Une proposition phare : la détaxation de proximité

Le principe est le suivant : moduler les taxes et les charges sur les produits mis en vente en fonction de la distance parcourue par ceux-ci entre leur lieu de production et leur lieu de consommation. Cette détaxation a pour but d’encourager la relocalisation progressive des activités économiques, favorisant ainsi l’emploi local et régénérant de ce fait le lien social. Une initiative fiscale qui permettrait de donner corps au vieux slogan « Vivre et travailler au pays ! » en offrant au « local » les moyens économiques d’exister face au « global ».

Ce principe pourrait notamment s’appliquer à la TVA – par l’intermédiaire de taux différenciés selon la distance entre le lieu d’achat et le lieu de production (très réduits pour la grande proximité, réduits, normaux, majorés et jusqu’à très majorés pour des milliers de kilomètres parcours par les produits)- et à l’embauche, en modulant les charges sociales en fonction de la distance entre le lieu d’habitation et le lieu de travail de l’employé.

L’es avantages d’un tel système apparaissent nombreux :

• sociaux, par la création d’emplois répondant à l’impossibilité matérielle des Français de répondre au critère de « mobilité » exigé par les employeurs, par la recréation du lien social et par la revitalisation de territoires, notamment ruraux.

• économiques, par le primat redonné à l’économie réelle sur l’extrême financiarisation, et par la relance de l’agriculture et du tissu des PME et TPE.

• écologiques, par la réduction de la distance parcourue par les hommes et les produits et donc des émissions polluantes.

• sanitaires, par des consommations plus locales donc plus saisonnières, plus saines et également plus facilement contrôlables.

• humains, en limitant les transferts de population ainsi que les déracinements et les éclatements familiaux qui en découlent.

En France, où malheureusement la nature et le fond des idées comptent moins -surtout médiatiquement que l’image et la réputation de leur émetteur - cette proposition a souffert d’être principalement promue par le « Bloc identitaire », mouvement classé à l’extrême droite de l’échiquier politique. Elle est pourtant reprise, sous des formes diverses, à travers toute l’Europe, par plusieurs organisations d’obédiences idéologiques opposées.

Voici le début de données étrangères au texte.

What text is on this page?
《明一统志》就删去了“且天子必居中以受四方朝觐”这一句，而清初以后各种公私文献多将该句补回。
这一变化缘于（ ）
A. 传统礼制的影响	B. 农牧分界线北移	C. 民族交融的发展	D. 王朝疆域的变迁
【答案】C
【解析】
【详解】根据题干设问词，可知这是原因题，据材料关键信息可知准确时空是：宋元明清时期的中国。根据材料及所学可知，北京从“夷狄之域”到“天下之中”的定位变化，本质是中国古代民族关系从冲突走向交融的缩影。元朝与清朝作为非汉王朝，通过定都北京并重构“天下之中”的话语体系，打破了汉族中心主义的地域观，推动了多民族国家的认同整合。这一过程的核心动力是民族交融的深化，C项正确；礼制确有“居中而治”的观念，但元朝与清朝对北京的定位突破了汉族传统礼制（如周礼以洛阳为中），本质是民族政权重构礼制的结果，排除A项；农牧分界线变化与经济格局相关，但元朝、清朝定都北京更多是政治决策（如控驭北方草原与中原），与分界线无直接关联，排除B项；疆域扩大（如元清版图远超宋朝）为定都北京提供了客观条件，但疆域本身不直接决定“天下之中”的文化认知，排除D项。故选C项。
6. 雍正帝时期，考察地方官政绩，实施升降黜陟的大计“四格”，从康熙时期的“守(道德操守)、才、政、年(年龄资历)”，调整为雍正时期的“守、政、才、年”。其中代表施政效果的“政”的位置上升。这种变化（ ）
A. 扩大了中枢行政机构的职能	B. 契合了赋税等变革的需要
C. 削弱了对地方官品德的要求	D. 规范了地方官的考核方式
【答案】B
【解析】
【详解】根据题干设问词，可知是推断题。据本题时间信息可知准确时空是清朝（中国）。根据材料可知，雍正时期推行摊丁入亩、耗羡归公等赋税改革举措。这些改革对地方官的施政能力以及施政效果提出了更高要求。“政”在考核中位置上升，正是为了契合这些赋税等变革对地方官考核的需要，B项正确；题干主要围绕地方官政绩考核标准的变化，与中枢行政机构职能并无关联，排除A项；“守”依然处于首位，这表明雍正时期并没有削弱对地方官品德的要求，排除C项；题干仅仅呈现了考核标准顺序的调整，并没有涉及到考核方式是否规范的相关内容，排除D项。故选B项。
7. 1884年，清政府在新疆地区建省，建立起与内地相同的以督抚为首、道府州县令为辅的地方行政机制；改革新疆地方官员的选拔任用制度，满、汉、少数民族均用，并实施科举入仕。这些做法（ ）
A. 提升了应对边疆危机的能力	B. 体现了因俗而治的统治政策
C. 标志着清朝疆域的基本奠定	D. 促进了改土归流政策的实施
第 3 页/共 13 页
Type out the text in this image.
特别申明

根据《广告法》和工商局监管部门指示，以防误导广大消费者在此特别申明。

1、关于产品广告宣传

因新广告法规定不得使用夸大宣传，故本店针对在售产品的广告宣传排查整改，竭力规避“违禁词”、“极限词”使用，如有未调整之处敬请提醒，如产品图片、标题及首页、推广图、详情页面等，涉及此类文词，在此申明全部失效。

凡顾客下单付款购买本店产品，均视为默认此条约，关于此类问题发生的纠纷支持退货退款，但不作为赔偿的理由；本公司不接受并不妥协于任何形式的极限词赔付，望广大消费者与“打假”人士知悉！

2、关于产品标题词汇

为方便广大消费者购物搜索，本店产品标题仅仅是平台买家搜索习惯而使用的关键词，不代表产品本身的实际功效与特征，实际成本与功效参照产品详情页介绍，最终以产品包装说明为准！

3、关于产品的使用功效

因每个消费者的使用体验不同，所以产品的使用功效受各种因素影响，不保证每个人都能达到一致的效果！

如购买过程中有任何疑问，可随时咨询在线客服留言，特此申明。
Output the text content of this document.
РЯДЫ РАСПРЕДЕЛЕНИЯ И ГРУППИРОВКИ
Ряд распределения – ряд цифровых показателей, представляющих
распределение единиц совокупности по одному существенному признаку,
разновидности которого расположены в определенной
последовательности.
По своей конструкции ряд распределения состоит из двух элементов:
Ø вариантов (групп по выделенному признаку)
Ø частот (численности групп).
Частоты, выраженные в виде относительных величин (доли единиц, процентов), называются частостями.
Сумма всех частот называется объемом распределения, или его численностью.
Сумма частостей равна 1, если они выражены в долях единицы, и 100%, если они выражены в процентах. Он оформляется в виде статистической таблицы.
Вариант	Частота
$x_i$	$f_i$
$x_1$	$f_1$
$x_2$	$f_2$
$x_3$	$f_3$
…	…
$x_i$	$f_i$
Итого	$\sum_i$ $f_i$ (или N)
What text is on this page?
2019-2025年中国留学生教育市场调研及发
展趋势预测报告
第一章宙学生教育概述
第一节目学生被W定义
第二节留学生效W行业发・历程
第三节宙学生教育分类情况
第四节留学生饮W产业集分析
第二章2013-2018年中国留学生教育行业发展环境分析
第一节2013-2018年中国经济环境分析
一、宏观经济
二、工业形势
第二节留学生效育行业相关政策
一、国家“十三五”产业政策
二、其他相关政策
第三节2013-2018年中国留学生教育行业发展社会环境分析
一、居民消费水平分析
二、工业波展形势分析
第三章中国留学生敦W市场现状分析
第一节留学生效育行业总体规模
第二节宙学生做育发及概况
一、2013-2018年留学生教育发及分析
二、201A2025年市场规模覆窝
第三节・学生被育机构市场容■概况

Des expériences associatives et commerciales de plus en plus nombreuses

Parfois anecdotiques, ou en tout cas isolées1, souvent mises en réseau, les tentatives d’expérimentations concrètes de systèmes ou de pratiques incarnant les principes localistes se sont multipliées ces dernières années, bénéficiant d’une inquiétude grandissante des populations face aux conséquences d’une mondialisation sauvage ne bénéficiant qu’à une infime minorité oligarchique et d’un souci sanitaire et écologique croissant, notamment dans le domaine de l’alimentation secoué régulièrement par des scandales causés par les errements de l’industrie agro-alimentaire.

- Les AMAP2

Une association pour le maintien de l’agriculture paysanne (AMAP) est un partenariat de proximité entre un groupe de consommateurs et une ferme locale, basé sur un système de distribution de « paniers » composés de produits de la ferme, généralement essentiellement des fruits et légumes de saison. C’est un contrat « solidaire », basé sur un engagement financier des consommateurs, qui payent à l’avance la totalité de leur consommation sur une période définie assurant donc un revenu fixe au producteur. Généralement, les bénéficiaires des « paniers » se rendent une ou deux fois par an dans la ferme productrice pour y observer le travail des agriculteurs et parfois même participer ponctuellement à l’activité de l’exploitation. Concept apparu au Japon dans les années 60 avec les teikei, les AMAP se sont développés en France à partir du début des années 2000. Au début des années 2010, on comptabilisait environ 1200 Amap sur le sol national, alimentant près de 200 000 consommateurs.

- Le Slow Food3

Le Slow Food est un mouvement fondé en Italie en 1986 par Carlo Petrini en réaction à l’émergence des « Fast food » en provenance des Etats-Unis. Opposé à l’uniformisation des goûts et des modes de consommation alimentaire, le mouvement tente de préserver les spécificités de la cuisine locale, régionale, ainsi que les plantes, semences, animaux domestiques et techniques agricoles qui lui sont associés. Il s’est rapidement étendu au-delà des frontières italiennes et l’on trouve désormais des organismes se réclamant de ce principe dans la plupart des pays occidentaux et dans certains pays d’Asie.

- Les locavores

Les locavores sont un mouvement apparu à San Francisco en 2005 (le terme est inventée par Jessica Prentice à l’occasion de la journée mondiale de l’environnement) et basé sur l’idée suivante : ne consommer que des aliments produits dans un rayon de 100 miles, soit environ 160 kilomètres, autour de son lieu de vie. Après avoir connu un véritable succès populaire aux Etats-Unis et au Canada, le mouvement s’est étendu en Europe où il rencontrera un écho plus limité mais non négligeable, notamment en s’associant au développement des Amap.

- Les SEL4

Un SEL (Système d’Echange Local) est un système d’échange alternatif, basé sur le don/contre-don. Les SEL permettent à leurs membres de procéder à des échanges de biens, de services et de savoirs sans avoir recours à une transaction monétaire. Surveillées de près par l’administration fiscale qui voit ces pratiques alternatives d’un très mauvais œil, les transactions réalisées dans le cadre du SEL ne sont exonérées de TVA et d’impôts que dans la mesure où il s’agit d’une activité non répétitive et ponctuelle, type « coup de main » et n’entrant pas dans le cadre d’une profession.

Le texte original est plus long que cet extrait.